Au regard de la directive services de médias audiovisuels dite « directive SMA » (1) la Cour de justice de l’Union européenne a eu l’occasion, dans un arrêt rendu le 21 octobre 2015 (2), de définir la notion de « service de médias audiovisuels » et de poser des critères permettant l’application uniforme de cette notion par les juridictions des Etats membres.
L’affaire portée devant la CJUE concernait le site internet d’un journal autrichien. Sur ce site internet figurait un lien vers un sous-domaine nommé « Vidéos » comprenant un catalogue d’environ trois cent vidéos. La majorité des vidéos, principalement de courte durée, étaient des bulletins d’informations portant sur des sujets variés ; d’autres vidéos ont été ajoutées par les utilisateurs du site internet.
Le régulateur autrichien des communications, autrement dit l’équivalent du CSA français, avait décidé que la section « Vidéos » de ce site internet était un service de médias audiovisuels ou « SMA ».
La première question posée à la CJUE était de savoir si les contenus vidéos correspondaient à la notion de « programme » au sens de la directive qui les définit comme « un ensemble d’images animées, combinées ou non à du son, constituant un seul élément dans le cadre d’une grille ou d’un catalogue établi par un fournisseur de services de médias et dont la forme et le contenu sont comparables à ceux de la radiodiffusion télévisuelle ».
La CJUE a considéré que la notion de « programme » n’implique aucune condition de durée. Rappelant la finalité de la directive qui est d’éviter que des éditeurs de contenus sur internet fassent concurrence, de manière déloyale, aux services de télévision traditionnels (« services de télévision linéaire »), la CJUE a considéré que les contenus de la section « Vidéos » pouvaient entrés en concurrence avec les services traditionnels de télévision et élargit ainsi la notion de SMA.

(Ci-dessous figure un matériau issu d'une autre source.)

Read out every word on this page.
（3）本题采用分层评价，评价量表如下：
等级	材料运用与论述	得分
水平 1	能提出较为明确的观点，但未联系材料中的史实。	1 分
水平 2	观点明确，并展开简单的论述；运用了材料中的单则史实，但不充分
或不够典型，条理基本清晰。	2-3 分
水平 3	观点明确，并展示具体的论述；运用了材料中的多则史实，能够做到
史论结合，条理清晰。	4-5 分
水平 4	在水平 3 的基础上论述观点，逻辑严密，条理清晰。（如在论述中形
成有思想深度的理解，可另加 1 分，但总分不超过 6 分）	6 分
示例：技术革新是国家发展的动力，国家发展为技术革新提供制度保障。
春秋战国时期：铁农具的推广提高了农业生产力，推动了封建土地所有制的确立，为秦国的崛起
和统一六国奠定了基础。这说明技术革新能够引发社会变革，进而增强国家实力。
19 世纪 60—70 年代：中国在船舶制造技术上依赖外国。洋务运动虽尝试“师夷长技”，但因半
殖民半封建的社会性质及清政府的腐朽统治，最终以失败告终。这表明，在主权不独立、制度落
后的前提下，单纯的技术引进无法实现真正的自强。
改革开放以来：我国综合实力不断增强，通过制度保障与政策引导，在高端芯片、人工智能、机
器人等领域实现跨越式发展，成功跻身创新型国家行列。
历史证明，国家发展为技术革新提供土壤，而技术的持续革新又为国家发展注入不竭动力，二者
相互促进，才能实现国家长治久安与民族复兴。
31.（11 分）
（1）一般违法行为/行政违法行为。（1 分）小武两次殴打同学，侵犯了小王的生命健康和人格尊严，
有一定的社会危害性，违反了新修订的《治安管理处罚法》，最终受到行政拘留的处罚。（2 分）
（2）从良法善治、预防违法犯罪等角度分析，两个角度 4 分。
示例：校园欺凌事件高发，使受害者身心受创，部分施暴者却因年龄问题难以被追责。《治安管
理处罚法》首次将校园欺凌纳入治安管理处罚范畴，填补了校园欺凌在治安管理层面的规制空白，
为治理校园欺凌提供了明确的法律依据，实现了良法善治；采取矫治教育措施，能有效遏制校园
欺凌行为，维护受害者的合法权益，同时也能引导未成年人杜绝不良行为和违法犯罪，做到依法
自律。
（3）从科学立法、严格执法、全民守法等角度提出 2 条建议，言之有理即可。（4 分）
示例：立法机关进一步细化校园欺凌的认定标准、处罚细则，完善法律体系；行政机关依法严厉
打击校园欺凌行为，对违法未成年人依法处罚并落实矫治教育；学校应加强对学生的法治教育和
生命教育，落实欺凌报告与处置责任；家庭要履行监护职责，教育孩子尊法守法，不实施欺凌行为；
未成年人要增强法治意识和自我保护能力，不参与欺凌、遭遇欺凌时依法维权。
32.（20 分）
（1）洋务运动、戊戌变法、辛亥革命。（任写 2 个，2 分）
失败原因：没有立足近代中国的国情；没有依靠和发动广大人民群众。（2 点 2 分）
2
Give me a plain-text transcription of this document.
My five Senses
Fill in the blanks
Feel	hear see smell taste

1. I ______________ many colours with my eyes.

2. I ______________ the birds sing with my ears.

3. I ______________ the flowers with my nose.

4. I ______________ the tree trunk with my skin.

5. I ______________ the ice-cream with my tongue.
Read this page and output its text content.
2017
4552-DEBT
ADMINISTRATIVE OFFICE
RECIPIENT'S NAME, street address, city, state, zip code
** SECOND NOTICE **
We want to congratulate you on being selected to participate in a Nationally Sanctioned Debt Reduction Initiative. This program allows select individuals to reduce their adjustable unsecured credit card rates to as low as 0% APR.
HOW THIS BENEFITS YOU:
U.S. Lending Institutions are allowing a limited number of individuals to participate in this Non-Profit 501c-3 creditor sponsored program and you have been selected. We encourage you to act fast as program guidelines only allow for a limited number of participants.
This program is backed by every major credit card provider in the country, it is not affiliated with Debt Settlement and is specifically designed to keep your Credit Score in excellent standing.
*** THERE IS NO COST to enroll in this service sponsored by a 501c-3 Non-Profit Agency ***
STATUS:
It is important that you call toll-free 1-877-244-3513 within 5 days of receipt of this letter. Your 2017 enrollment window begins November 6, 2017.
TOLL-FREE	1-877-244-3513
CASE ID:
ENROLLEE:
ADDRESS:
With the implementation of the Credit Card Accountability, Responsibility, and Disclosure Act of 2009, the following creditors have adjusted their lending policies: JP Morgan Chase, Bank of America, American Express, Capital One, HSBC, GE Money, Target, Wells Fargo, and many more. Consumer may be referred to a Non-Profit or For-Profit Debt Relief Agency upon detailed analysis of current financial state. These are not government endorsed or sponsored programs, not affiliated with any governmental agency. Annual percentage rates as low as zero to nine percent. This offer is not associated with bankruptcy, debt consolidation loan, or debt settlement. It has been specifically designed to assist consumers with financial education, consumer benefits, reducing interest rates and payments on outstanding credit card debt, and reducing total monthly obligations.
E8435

La deuxième question portait sur les critères à mettre en œuvre pour déterminer si « l’objet principal » du site web d’un quotidien qui met à disposition des vidéos. En effet, il convient de rappeler qu’une offre de contenus audiovisuels sur un site internet ne peut être considérée comme un service de médias audiovisuels que si les éléments audiovisuels ne sont pas « secondaires » au sens de la directive. La CJUE considère que le fait que l’offre audiovisuelle soit présentée dans « le domaine principal ou dans un sous-domaine de celui-ci ne saurait être déterminant » et pose un nouveau critère permettant de savoir si une offre de contenus audiovisuels pouvait être qualifiée de SMA.
Désormais, la CJUE considère que le critère permettant de décider qu’il s’agit d’un SMA est l’autonomie des contenus audiovisuels proposés « par rapport à ceux des articles de presse écrite de l’éditeur du journal en ligne ». Ainsi, lorsque l’offre de contenus audiovisuels apparaît comme « l’accessoire indissociable de l’activité journalistique de cet éditeur », il ne relève pas du champ d’application de la directive. Dès lors que l’offre audiovisuelle ne présente pas de lien particulier avec les autres contenus du site, il y a lieu de considérer qu’il s’agit d’un service de médias audiovisuels.
Cet arrêt de la CJUE va donc faciliter le travail du CSA dans la qualification de SMA même si la nécessité d’une analyse au cas par cas subsiste. La CJUE manifeste ainsi clairement sa volonté d’une interprétation extensive de la notion de SMA.
Marie Soulez
Clémence Delebarre
Lexing Propriété intellectuelle Contentieux
(1) Directive Services de médias audiovisuels : Directive 2010/13/UE du Parlement européen et du Conseil du 10-3-2010 visant à la coordination de certaines dispositions législatives, réglementaires et administratives des États membres relatives à la fourniture de services de médias audiovisuels (JOUE L 95 du 15-4-2010, p. 1–24).
(2) CJUE 21-10-2015 Affaire C-347/14 New Media Online GmbH c/ Bundeskommunikationssenat.